A new analysis from Retroficiency, a developer of energy efficiency software, predicts that changes in building temperature as small as one degree could save millions of dollars in urban energy costs per year.
That insight is one of several that surfaced in a recent examination of commercial real estate in New York City, part of a broader data-analysis effort that Boston-based Retroficiency is calling the Building Genome Project.
By marrying publicly available data about building design and energy use with its in-house analytics, the company says it hopes to identify big opportunities for efficiency savings in the largest cities around the country.
“We want the genome to be an open project,” CEO Bennett Fisher said. “We absolutely encourage others to provide their input on what cities we should do next, what other energy efficiency scenarios we should model, and any other data that can help us to make this project more inclusive and more useful.”
In its analysis of more than 30,000 commercial buildings in New York, Retroficiency says it found that small, seasonal changes in building temperatures could save $145 million, or about 2 percent of the energy consumed across the entire group being studied.
More disruptive changes could save more. Replacing all of the inefficient windows in New York office buildings could save $227 million in energy costs, or about 4.5 percent of the energy use across the 30,000 buildings studied, Retroficiency said.
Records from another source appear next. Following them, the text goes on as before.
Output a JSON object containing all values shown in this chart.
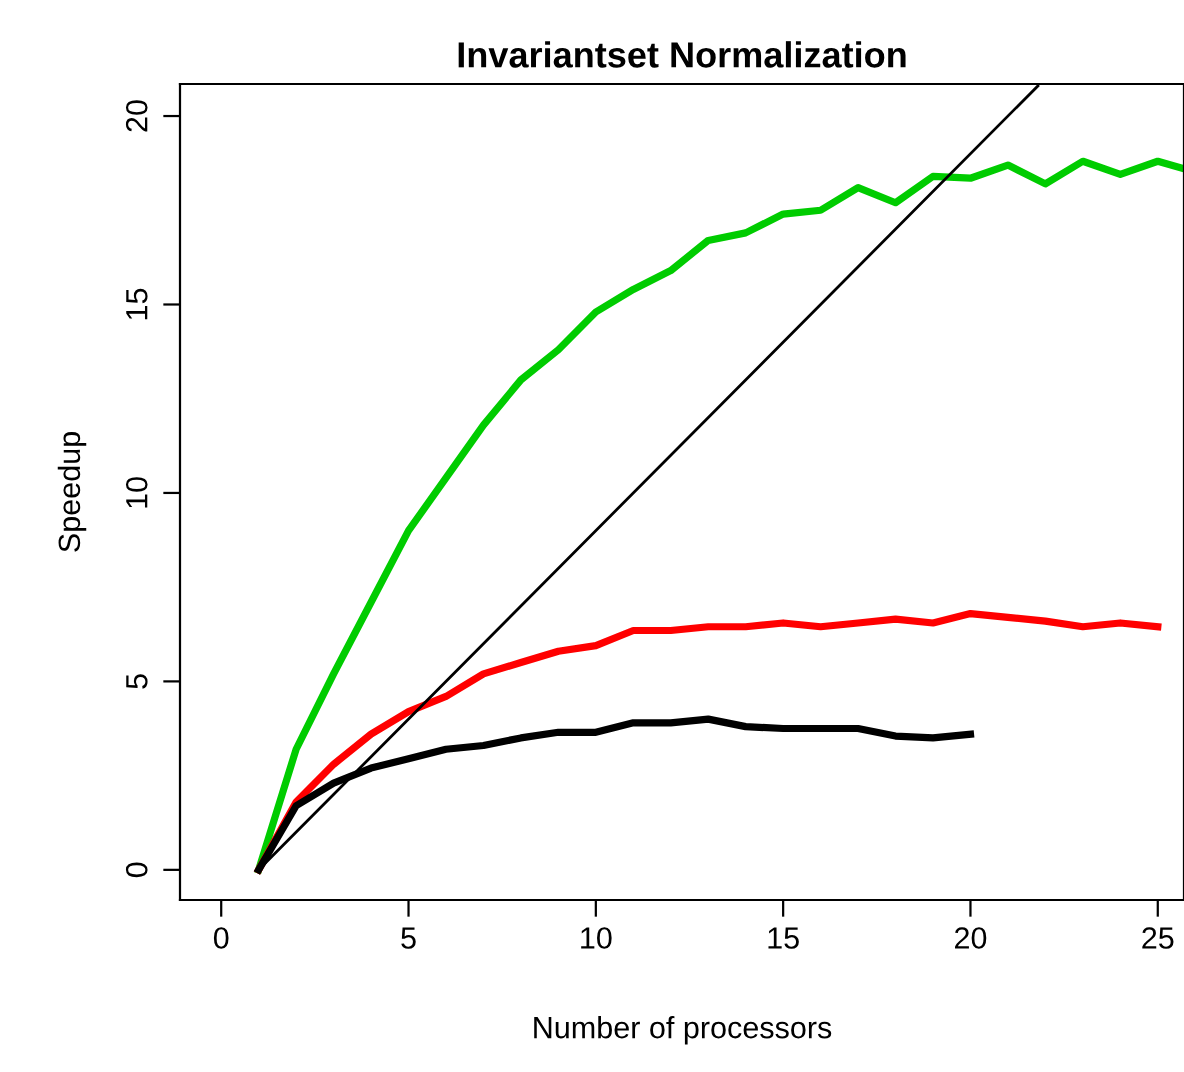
{
  "chart_data": {
    "type": "line",
    "title": "Invariantset Normalization",
    "xlabel": "Number of processors",
    "ylabel": "Speedup",
    "xlim": [
      -1.1,
      25.7
    ],
    "ylim": [
      -0.8,
      20.85
    ],
    "xticks": [
      0,
      5,
      10,
      15,
      20,
      25
    ],
    "yticks": [
      0,
      5,
      10,
      15,
      20
    ],
    "grid": false,
    "legend": false,
    "marker": "none",
    "line_style": "solid",
    "series": [
      {
        "color": "#00cc00",
        "x": [
          1,
          2,
          3,
          4,
          5,
          6,
          7,
          8,
          9,
          10,
          11,
          12,
          13,
          14,
          15,
          16,
          17,
          18,
          19,
          20,
          21,
          22,
          23,
          24,
          25,
          25.7
        ],
        "values": [
          0,
          3.2,
          5.2,
          7.1,
          9.0,
          10.4,
          11.8,
          13.0,
          13.8,
          14.8,
          15.4,
          15.9,
          16.7,
          16.9,
          17.4,
          17.5,
          18.1,
          17.7,
          18.4,
          18.35,
          18.7,
          18.2,
          18.8,
          18.45,
          18.8,
          18.6
        ]
      },
      {
        "color": "#ff0000",
        "x": [
          1,
          2,
          3,
          4,
          5,
          6,
          7,
          8,
          9,
          10,
          11,
          12,
          13,
          14,
          15,
          16,
          17,
          18,
          19,
          20,
          21,
          22,
          23,
          24,
          25
        ],
        "values": [
          0,
          1.8,
          2.8,
          3.6,
          4.2,
          4.6,
          5.2,
          5.5,
          5.8,
          5.95,
          6.35,
          6.35,
          6.45,
          6.45,
          6.55,
          6.45,
          6.55,
          6.65,
          6.55,
          6.8,
          6.7,
          6.6,
          6.45,
          6.55,
          6.45
        ]
      },
      {
        "color": "#000000",
        "x": [
          1,
          2,
          3,
          4,
          5,
          6,
          7,
          8,
          9,
          10,
          11,
          12,
          13,
          14,
          15,
          16,
          17,
          18,
          19,
          20
        ],
        "values": [
          0,
          1.7,
          2.3,
          2.7,
          2.95,
          3.2,
          3.3,
          3.5,
          3.65,
          3.65,
          3.9,
          3.9,
          4.0,
          3.8,
          3.75,
          3.75,
          3.75,
          3.55,
          3.5,
          3.6
        ]
      },
      {
        "color": "#000000",
        "x": [
          1,
          21.8
        ],
        "values": [
          0,
          20.8
        ]
      }
    ]
  }
}
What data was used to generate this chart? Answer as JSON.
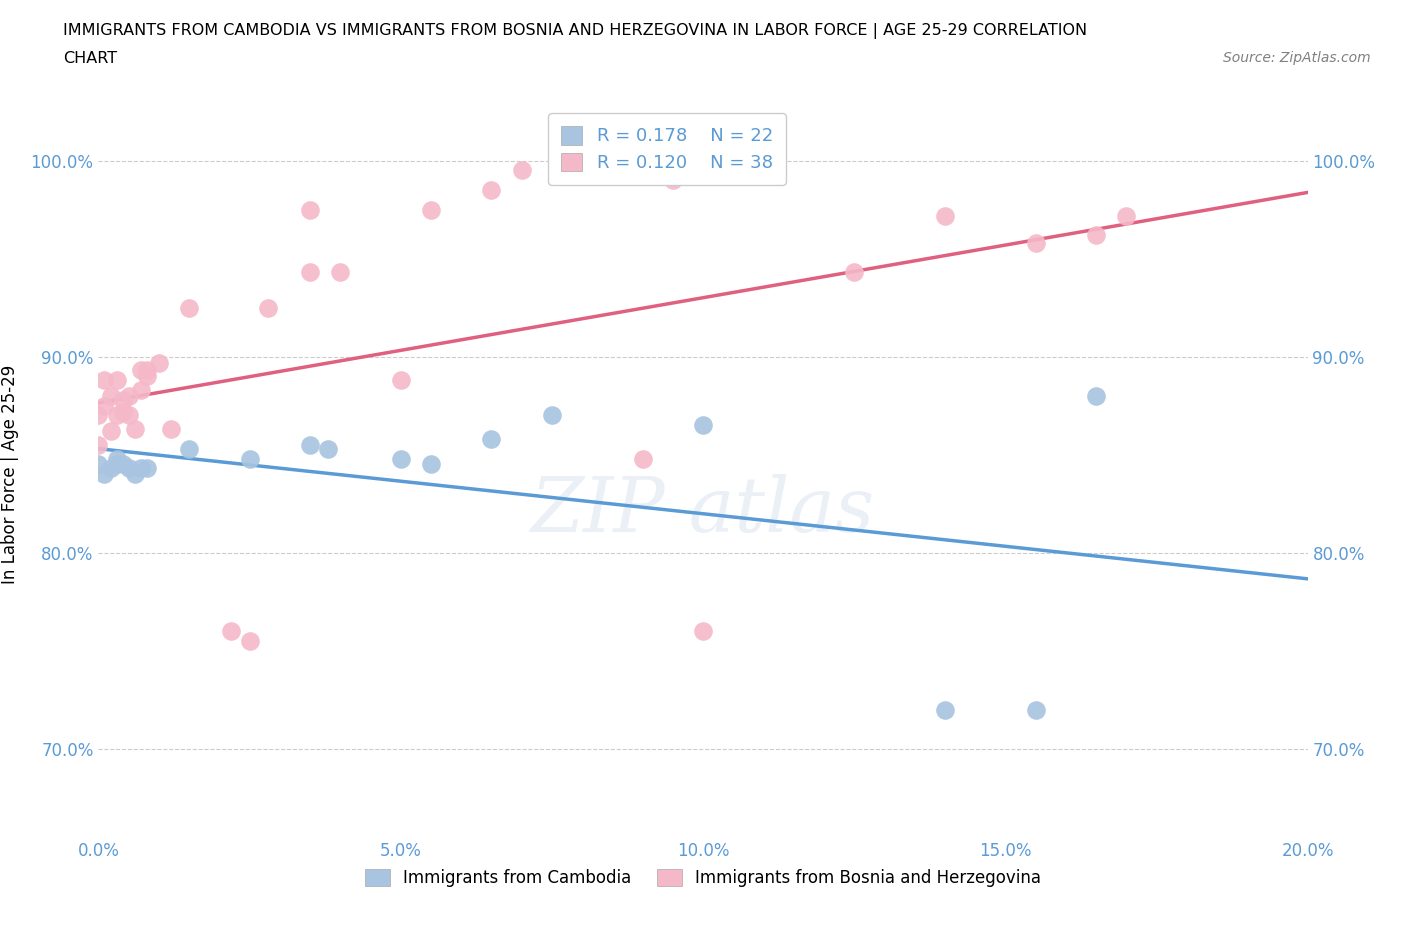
{
  "title_line1": "IMMIGRANTS FROM CAMBODIA VS IMMIGRANTS FROM BOSNIA AND HERZEGOVINA IN LABOR FORCE | AGE 25-29 CORRELATION",
  "title_line2": "CHART",
  "source_text": "Source: ZipAtlas.com",
  "ylabel": "In Labor Force | Age 25-29",
  "xlim": [
    0.0,
    0.2
  ],
  "ylim": [
    0.655,
    1.025
  ],
  "ytick_vals": [
    0.7,
    0.8,
    0.9,
    1.0
  ],
  "ytick_labels": [
    "70.0%",
    "80.0%",
    "90.0%",
    "100.0%"
  ],
  "xtick_vals": [
    0.0,
    0.05,
    0.1,
    0.15,
    0.2
  ],
  "xtick_labels": [
    "0.0%",
    "5.0%",
    "10.0%",
    "15.0%",
    "20.0%"
  ],
  "cambodia_color": "#a8c4e0",
  "cambodia_line_color": "#5b9bd5",
  "bosnia_color": "#f4b8c8",
  "bosnia_line_color": "#e06080",
  "cambodia_R": 0.178,
  "cambodia_N": 22,
  "bosnia_R": 0.12,
  "bosnia_N": 38,
  "legend_label_cambodia": "Immigrants from Cambodia",
  "legend_label_bosnia": "Immigrants from Bosnia and Herzegovina",
  "cambodia_x": [
    0.0,
    0.001,
    0.002,
    0.003,
    0.003,
    0.004,
    0.005,
    0.006,
    0.007,
    0.008,
    0.015,
    0.025,
    0.035,
    0.038,
    0.05,
    0.055,
    0.065,
    0.075,
    0.1,
    0.14,
    0.155,
    0.165
  ],
  "cambodia_y": [
    0.845,
    0.84,
    0.843,
    0.848,
    0.845,
    0.845,
    0.843,
    0.84,
    0.843,
    0.843,
    0.853,
    0.848,
    0.855,
    0.853,
    0.848,
    0.845,
    0.858,
    0.87,
    0.865,
    0.72,
    0.72,
    0.88
  ],
  "bosnia_x": [
    0.0,
    0.0,
    0.001,
    0.001,
    0.002,
    0.002,
    0.003,
    0.003,
    0.004,
    0.004,
    0.005,
    0.005,
    0.006,
    0.007,
    0.007,
    0.008,
    0.008,
    0.01,
    0.012,
    0.015,
    0.022,
    0.025,
    0.028,
    0.035,
    0.035,
    0.04,
    0.05,
    0.055,
    0.065,
    0.07,
    0.09,
    0.095,
    0.1,
    0.125,
    0.14,
    0.155,
    0.165,
    0.17
  ],
  "bosnia_y": [
    0.855,
    0.87,
    0.875,
    0.888,
    0.862,
    0.88,
    0.87,
    0.888,
    0.872,
    0.878,
    0.87,
    0.88,
    0.863,
    0.883,
    0.893,
    0.89,
    0.893,
    0.897,
    0.863,
    0.925,
    0.76,
    0.755,
    0.925,
    0.943,
    0.975,
    0.943,
    0.888,
    0.975,
    0.985,
    0.995,
    0.848,
    0.99,
    0.76,
    0.943,
    0.972,
    0.958,
    0.962,
    0.972
  ],
  "grid_color": "#cccccc",
  "tick_color": "#5b9bd5",
  "title_fontsize": 11.5,
  "axis_label_fontsize": 12,
  "tick_fontsize": 12
}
That may be more trouble than it’s worth in some cases, however. Retroficiency said many of the zip codes with the most potential for updated windows are located among the glittering towers of Manhattan—where a huge retrofitting project would cause a lot of disturbance. And in some cases, the company reports, “a full building window retrofit … may not yield attractive paybacks for a specific building.”
One factor that helped Retroficiency in New York was a city law that requires commercial buildings of 50,000 square feet or more to report their annual energy use. The law, enacted in 2009, captures data from office towers and condo or apartment buildings.
Also included in the analysis were building specifications from local government land records, which can give a detailed picture of the shape of a building and what it’s made of—including lighting, heating systems, and the type of windows.
Retroficiency said it also added weather data from a private-sector supplier, and the company’s own algorithms developed with data from “tens of thousands of previous audits.” That’s also the basis for Retroficiency’s commercial products, which are sold to utilities and other energy service providers.
Of course, spreading the word about energy savings opportunities in big cities could be good for Retroficiency’s bottom line. But the company’s analysis also serves as an argument for more widely available government energy and building data, which Retroficiency says could “enable the efficiency market to reach its full potential.”
Fisher noted that Boston is implementing its own large-building energy use reporting system this year, covering data from 2013, and other cities are considering similar steps.